Когда сейчас он сидел в кабачке и перед ним стояло вино, такие видения его уже не посещали. Как он ждал ее сегодня, даже стоял у ворот, весь как бы вытянувшись ей навстречу. Но ее все равно не было. Сейчас Иллек вновь обрел свою покладистость и послушание — на этом приглушенном фоне разыгрывалась вся его жизнь, и теперь этот фон вновь успокоительно покачивался, точно занавес, который Мими спокойно и неумолимо отдернула перед ним.

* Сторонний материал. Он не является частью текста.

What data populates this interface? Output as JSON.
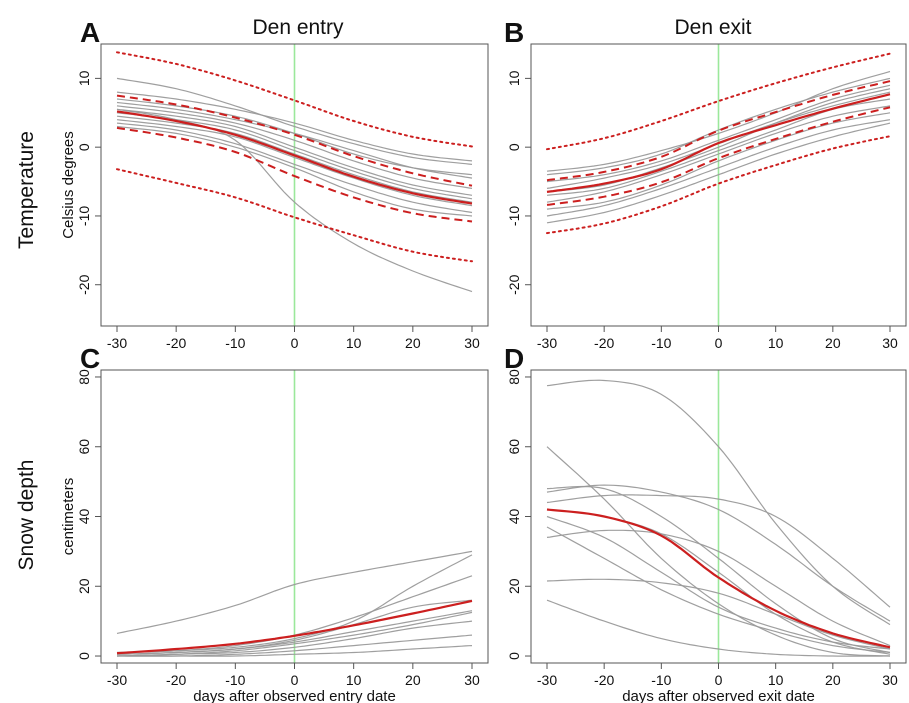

Но перед занавесом что-то осталось лежать. Маленький серый предмет, на первый взгляд его можно было принять за подкову, но то была не подкова, а стоптанный каблук от сапога. Он валялся неподалеку от места, где Иллеку представилось то незабываемое великое зрелище — гибель драгунского полка под Капошваром. Каблук лежал на проселочной дороге, пыль над которой напоминала вытянутое в длину твердое тело (поэтому-то каблук и: показался на первый взгляд подковой) — оттого, что войска, орудия и обозы после учений растянулись в бесконечную походную колонну. Каблук лежал слева в дорожной пыли, и вот уже все прошли мимо.
Этим каблуком был сам Иллек. Он лежал слева в дорожной пыли, и все уже прошли мимо. Но он остался лежать. С внезапной настойчивостью и все исключающей силой убеждения (на которую образованный человек в подобном случае, возможно, вообще не был бы способен) вычеканил Иллек картину всей своей жизни и лишь потом заметил, что это ручьем текущие слезы сделали соленым и горьким вино у него в стакане. О, никакой ненависти к даме! Лишь сетование из-за вынесенного себе не в меру сурового приговора!